Sarah (Elizabeth Olsen) is a young woman who joins her father (Adam Trese) and uncle (Eric Sheffer Stevens) on the last day that they’re fixing an old lake house. The house is boarded up, the power cut off, and no neighbors are in sight. When Sara’s dad and uncle split up to attend to other things, she is left alone in the house… and things are getting a little creepy. In directors Chris Kentis and Laura Lau’s (‘Open Water’) ‘Silent House’, Elizabeth Olsen fights for her life as unknown entities terrorize her while trapped inside the house.
Based on the 2010 Uruguayan movie ‘La Casa Muda’ directed by Gustavo Hernandez, ‘Silent House’ is really Elizabeth Olsen’s, every emotion she can muster is on shaky-cam and it follows her from start to finish, not relenting in making sure that the audience gets scared with her. Already the boarded-up and no electricity lake house setting is foreboding enough, but with Olsen’s Sara alone and truly frightened, the horror is cranked up to 11. Unfortunately, the payoff isn’t exactly impressive. All that time you invested in Sara’s plight and yet it falls short of something disconcerting.
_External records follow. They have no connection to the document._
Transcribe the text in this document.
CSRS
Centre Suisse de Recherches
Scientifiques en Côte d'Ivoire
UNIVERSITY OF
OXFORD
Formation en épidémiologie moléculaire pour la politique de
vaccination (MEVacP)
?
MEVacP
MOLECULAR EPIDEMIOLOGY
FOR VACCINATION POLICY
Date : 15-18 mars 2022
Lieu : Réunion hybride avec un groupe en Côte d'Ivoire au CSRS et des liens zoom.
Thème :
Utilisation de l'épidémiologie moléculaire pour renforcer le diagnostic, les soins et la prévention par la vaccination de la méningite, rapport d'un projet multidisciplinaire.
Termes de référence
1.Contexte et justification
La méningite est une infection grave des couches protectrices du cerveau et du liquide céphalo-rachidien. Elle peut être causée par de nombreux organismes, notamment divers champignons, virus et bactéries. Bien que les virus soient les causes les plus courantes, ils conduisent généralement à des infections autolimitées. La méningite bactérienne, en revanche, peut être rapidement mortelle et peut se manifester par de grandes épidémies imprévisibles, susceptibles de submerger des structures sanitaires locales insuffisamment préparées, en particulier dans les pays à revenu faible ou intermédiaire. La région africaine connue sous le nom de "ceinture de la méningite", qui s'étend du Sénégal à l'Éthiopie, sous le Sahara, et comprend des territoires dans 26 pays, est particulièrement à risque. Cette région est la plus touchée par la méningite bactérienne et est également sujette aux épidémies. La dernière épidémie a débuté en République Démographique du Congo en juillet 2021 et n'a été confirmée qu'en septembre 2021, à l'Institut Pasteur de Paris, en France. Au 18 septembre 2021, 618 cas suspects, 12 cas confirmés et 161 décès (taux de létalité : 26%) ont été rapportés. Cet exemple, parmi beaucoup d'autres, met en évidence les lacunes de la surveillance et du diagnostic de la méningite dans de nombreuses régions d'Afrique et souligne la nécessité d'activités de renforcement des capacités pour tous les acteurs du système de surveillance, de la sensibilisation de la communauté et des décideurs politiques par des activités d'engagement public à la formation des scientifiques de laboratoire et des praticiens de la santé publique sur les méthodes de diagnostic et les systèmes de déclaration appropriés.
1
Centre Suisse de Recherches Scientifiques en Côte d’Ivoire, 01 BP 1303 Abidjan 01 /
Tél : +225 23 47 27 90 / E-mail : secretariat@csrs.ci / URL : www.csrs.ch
For the most part, ‘Silent House’ is slightly impressive. It claims to be one long tracking shot of the events that unfold, but if you look closely, there are cuts and fadeouts that speak volumes on how the film has been clearly tampered or tweaked with in editing. The most interesting and scary sequence is the use of Polaroid flashes, one of the few sources of light the movie employs. The fleeting moments of illumination only makes Sara’s entrapment more intense and utterly useless in saving her. Oh how we feel for you, Sara.
‘Silent House’ has slapdash and limited budget production value but a horror movie it is not. It has become a showcase of Elizabeth Olsen’s beautiful face however terrified, and an exercise in stretching a very thin plot. If you want spooks, ‘Silent House’ is very much silent on the matter. You may hear Olsen scream many times – doesn’t mean you do the same.